Tom Perrotta is a name I'll always notice; among his novels, "The Wishbones," "Election," "The Leftovers," and "Joe College" are my favorites.
Perrotta's special skill is his ability to describe moments of mundane discomfort. We all live through these moments; we just don't commit them to the blank page. In the new novel, "Ghost Town," a young man, Jimmy, meets a stranger and bluntly concedes that his mother has just died. But then he thinks he sounds glib, so he offers a few sentences about his mourning. And he realizes that the sentences might be what they (in fact) are: nervous, meaningless throat-clearing. Life goes on.

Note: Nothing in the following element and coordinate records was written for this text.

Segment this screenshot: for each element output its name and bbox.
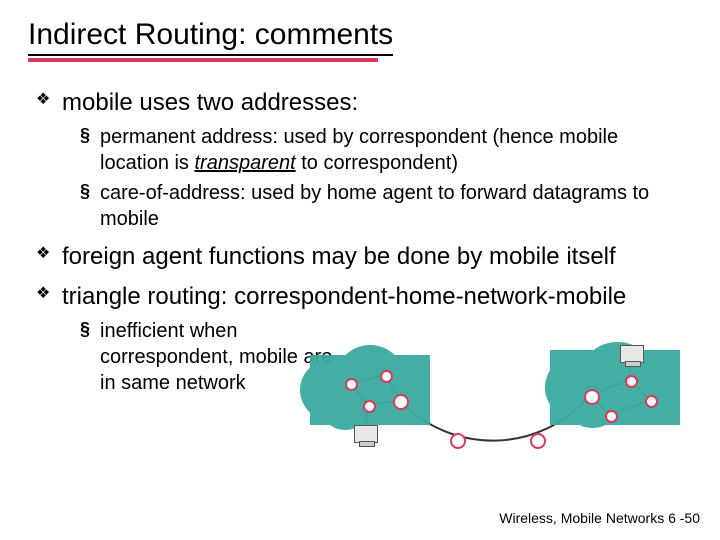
slide: Indirect Routing: comments mobile uses t… [0,0,720,540]
router-node [645,395,658,408]
router-node [530,433,546,449]
router-node [625,375,638,388]
bullet-3-text: triangle routing: correspondent-home-net… [62,283,626,310]
slide-footer: Wireless, Mobile Networks 6 -50 [499,510,700,526]
router-node [584,389,600,405]
router-node [363,400,376,413]
cloud-left [310,355,430,425]
host-icon [620,345,644,363]
title-underline-accent [28,58,378,62]
bullet-1-sublist: permanent address: used by correspondent… [62,124,692,232]
router-node [450,433,466,449]
slide-title: Indirect Routing: comments [28,18,393,56]
router-node [345,378,358,391]
host-icon [354,425,378,443]
bullet-1-sub-2: care-of-address: used by home agent to f… [80,180,692,232]
router-node [393,394,409,410]
bullet-3-sublist: inefficient when correspondent, mobile a… [62,318,340,396]
bullet-1-sub-1-em: transparent [195,152,296,174]
bullet-1-text: mobile uses two addresses: [62,89,358,116]
bullet-1-sub-1: permanent address: used by correspondent… [80,124,692,176]
network-diagram [330,345,660,465]
bullet-1: mobile uses two addresses: permanent add… [36,88,692,232]
bullet-1-sub-1b: to correspondent) [296,152,458,174]
bullet-2: foreign agent functions may be done by m… [36,242,692,272]
router-node [380,370,393,383]
router-node [605,410,618,423]
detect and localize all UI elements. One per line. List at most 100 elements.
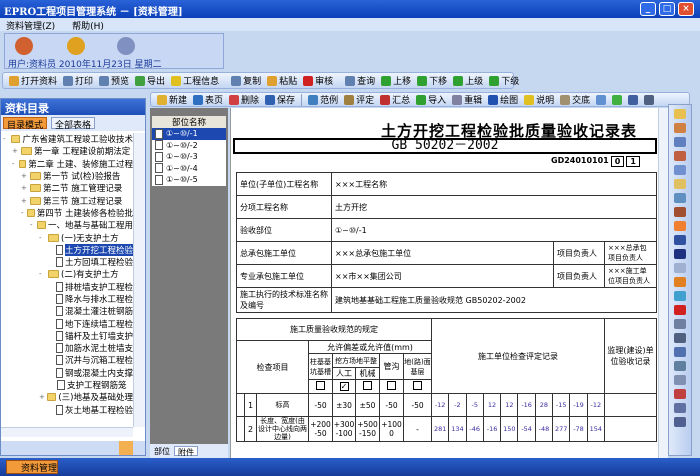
toolbar-button[interactable]: 下级	[489, 74, 519, 87]
measured-value[interactable]: -12	[430, 393, 450, 417]
menu-help[interactable]: 帮助(H)	[72, 22, 104, 32]
toolbar-button[interactable]: 范例	[308, 93, 338, 106]
view-icon[interactable]	[644, 94, 655, 105]
tree-node[interactable]: 沉井与沉箱工程检	[1, 354, 133, 366]
toolbar-button[interactable]: 打开资料	[9, 74, 57, 87]
supervisor-record-cell[interactable]	[604, 393, 658, 417]
tree-horizontal-scrollbar[interactable]	[1, 427, 133, 437]
view-icon[interactable]	[612, 94, 623, 105]
format-tool-icon[interactable]	[674, 319, 686, 329]
measured-value[interactable]: 12	[500, 393, 519, 417]
inspection-part-field[interactable]: ①~⑩/-1	[331, 218, 657, 242]
expand-toggle-icon[interactable]: +	[21, 184, 28, 192]
close-button[interactable]: ×	[678, 2, 694, 16]
format-tool-icon[interactable]	[674, 123, 686, 133]
toolbar-button[interactable]: 上级	[453, 74, 483, 87]
format-tool-icon[interactable]	[674, 361, 686, 371]
part-list-item[interactable]: ①~⑩/-2	[152, 139, 226, 151]
format-tool-icon[interactable]	[674, 277, 686, 287]
expand-toggle-icon[interactable]: -	[30, 221, 35, 229]
unit-name-field[interactable]: ×××工程名称	[331, 172, 657, 196]
expand-toggle-icon[interactable]: +	[12, 147, 19, 155]
expand-toggle-icon[interactable]: +	[39, 393, 45, 401]
gc-manager-field[interactable]: ×××总承包项目负责人	[604, 241, 657, 265]
tree-node[interactable]: 灰土地基工程检验	[1, 404, 133, 416]
expand-toggle-icon[interactable]: -	[3, 135, 9, 143]
measured-value[interactable]: 134	[448, 416, 467, 442]
tree-node[interactable]: - (一)无支护土方	[1, 231, 133, 244]
toolbar-button[interactable]: 表页	[193, 93, 223, 106]
expand-toggle-icon[interactable]: -	[12, 160, 17, 168]
format-tool-icon[interactable]	[674, 109, 686, 119]
tree-node[interactable]: - 第二章 土建、装修施工过程	[1, 158, 133, 170]
maximize-button[interactable]: □	[659, 2, 675, 16]
taskbar-data-management-button[interactable]: 资料管理	[6, 460, 58, 474]
toolbar-button[interactable]: 评定	[344, 93, 374, 106]
document-scrollbar[interactable]	[658, 108, 668, 458]
toolbar-button[interactable]: 导入	[416, 93, 446, 106]
format-tool-icon[interactable]	[674, 375, 686, 385]
view-icon[interactable]	[596, 94, 607, 105]
format-tool-icon[interactable]	[674, 221, 686, 231]
toolbar-button[interactable]: 新建	[157, 93, 187, 106]
toolbar-button[interactable]: 导出	[135, 74, 165, 87]
tab-parts[interactable]: 部位	[154, 446, 170, 456]
expand-toggle-icon[interactable]: +	[21, 197, 28, 205]
measured-value[interactable]: -48	[534, 416, 554, 442]
toolbar-button[interactable]: 预览	[99, 74, 129, 87]
tree-node[interactable]: - 一、地基与基础工程用	[1, 219, 133, 231]
toolbar-button[interactable]: 复制	[231, 74, 261, 87]
format-tool-icon[interactable]	[674, 263, 686, 273]
format-tool-icon[interactable]	[674, 235, 686, 245]
tree-node[interactable]: 锚杆及土钉墙支护	[1, 330, 133, 342]
all-tables-button[interactable]: 全部表格	[51, 117, 96, 131]
expand-toggle-icon[interactable]: -	[39, 234, 46, 242]
measured-value[interactable]: -12	[586, 393, 606, 417]
expand-toggle-icon[interactable]: -	[39, 270, 46, 278]
tree-node[interactable]: - (二)有支护土方	[1, 268, 133, 280]
measured-value[interactable]: 12	[482, 393, 502, 417]
code-box[interactable]: 1	[626, 156, 640, 167]
tree-node[interactable]: - 广东省建筑工程竣工验收技术	[1, 133, 133, 145]
format-tool-icon[interactable]	[674, 305, 686, 315]
toolbar-button[interactable]: 汇总	[380, 93, 410, 106]
format-tool-icon[interactable]	[674, 165, 686, 175]
toolbar-button[interactable]: 查询	[345, 74, 375, 87]
menu-data-management[interactable]: 资料管理(Z)	[6, 22, 55, 32]
code-box[interactable]: 0	[610, 156, 625, 167]
tree-node[interactable]: 地下连续墙工程检	[1, 317, 133, 330]
format-tool-icon[interactable]	[674, 207, 686, 217]
toolbar-button[interactable]: 粘贴	[267, 74, 297, 87]
tree-node[interactable]: 混凝土灌注桩钢筋	[1, 305, 133, 317]
tolerance-checkbox[interactable]	[387, 381, 396, 390]
measured-value[interactable]: -16	[517, 393, 536, 417]
format-tool-icon[interactable]	[674, 291, 686, 301]
tree-node[interactable]: + 第一节 试(检)验报告	[1, 170, 133, 182]
measured-value[interactable]: 28	[534, 393, 554, 417]
general-contractor-field[interactable]: ×××总承包施工单位	[331, 241, 554, 265]
measured-value[interactable]: 277	[552, 416, 571, 442]
catalog-mode-button[interactable]: 目录模式	[3, 117, 48, 131]
tree-vertical-scrollbar[interactable]	[133, 133, 145, 427]
measured-value[interactable]: -78	[569, 416, 588, 442]
expand-toggle-icon[interactable]: +	[21, 172, 28, 180]
sub-contractor-field[interactable]: ××市××集团公司	[331, 264, 554, 288]
part-list-item[interactable]: ①~⑩/-1	[152, 128, 226, 140]
toolbar-button[interactable]: 工程信息	[171, 74, 219, 87]
format-tool-icon[interactable]	[674, 137, 686, 147]
measured-value[interactable]: 281	[430, 416, 450, 442]
tolerance-checkbox[interactable]	[316, 381, 325, 390]
measured-value[interactable]: -46	[465, 416, 484, 442]
tolerance-checkbox[interactable]	[413, 381, 422, 390]
toolbar-button[interactable]: 上移	[381, 74, 411, 87]
measured-value[interactable]: -16	[482, 416, 502, 442]
sc-manager-field[interactable]: ×××施工单位项目负责人	[604, 264, 657, 288]
minimize-button[interactable]: _	[640, 2, 656, 16]
format-tool-icon[interactable]	[674, 403, 686, 413]
tree-node[interactable]: 加筋水泥土桩墙支	[1, 342, 133, 354]
subitem-name-field[interactable]: 土方开挖	[331, 195, 657, 219]
toolbar-button[interactable]: 下移	[417, 74, 447, 87]
toolbar-button[interactable]: 审核	[303, 74, 333, 87]
tree-node[interactable]: - 第四节 土建装修各检验批	[1, 207, 133, 219]
tree-node[interactable]: + 第二节 施工管理记录	[1, 182, 133, 194]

"Ghost Town" is set in Garwood (called "Creamwood"), NJ, in the 1970s. Everyone is white; everyone smokes cigarettes. A dispute might involve a schoolteacher and a hippie at the local McDonald's. "I understand your flat feet kept you out of Vietnam...."
In this small town, Jimmy, a high-school student, suffers the loss of his mother. He finds that he is unmoored. He wastes his days masturbating while observing his sunbathing cousin; his literary ambitions are evident in the time he spends listening to Jethro Tull. A stranger--Eddie--comes to town. Eddie is older; he buys his marijuana at the front counter at Burger King. (The code is embedded in a question: "Do you want one ketchup packet--or two?") Eddie's thinking is often questionable. He seems racist. Also, he gives a strange account of his uncle's behavior: "Yes, he murdered his girlfriend--but he had caught her in bed with his buddy. She hadn't even removed her engagement ring. I mean....what was he *supposed* to do?"
Jimmy's squirmy semi-friendship with Eddie forms the spine of this novel. As in most other Perrotta works, there are twists and turns; my sense of emotional investment caught me by surprise.
This is a fast, elegant novel; you can speed through it in one sitting. Recommended.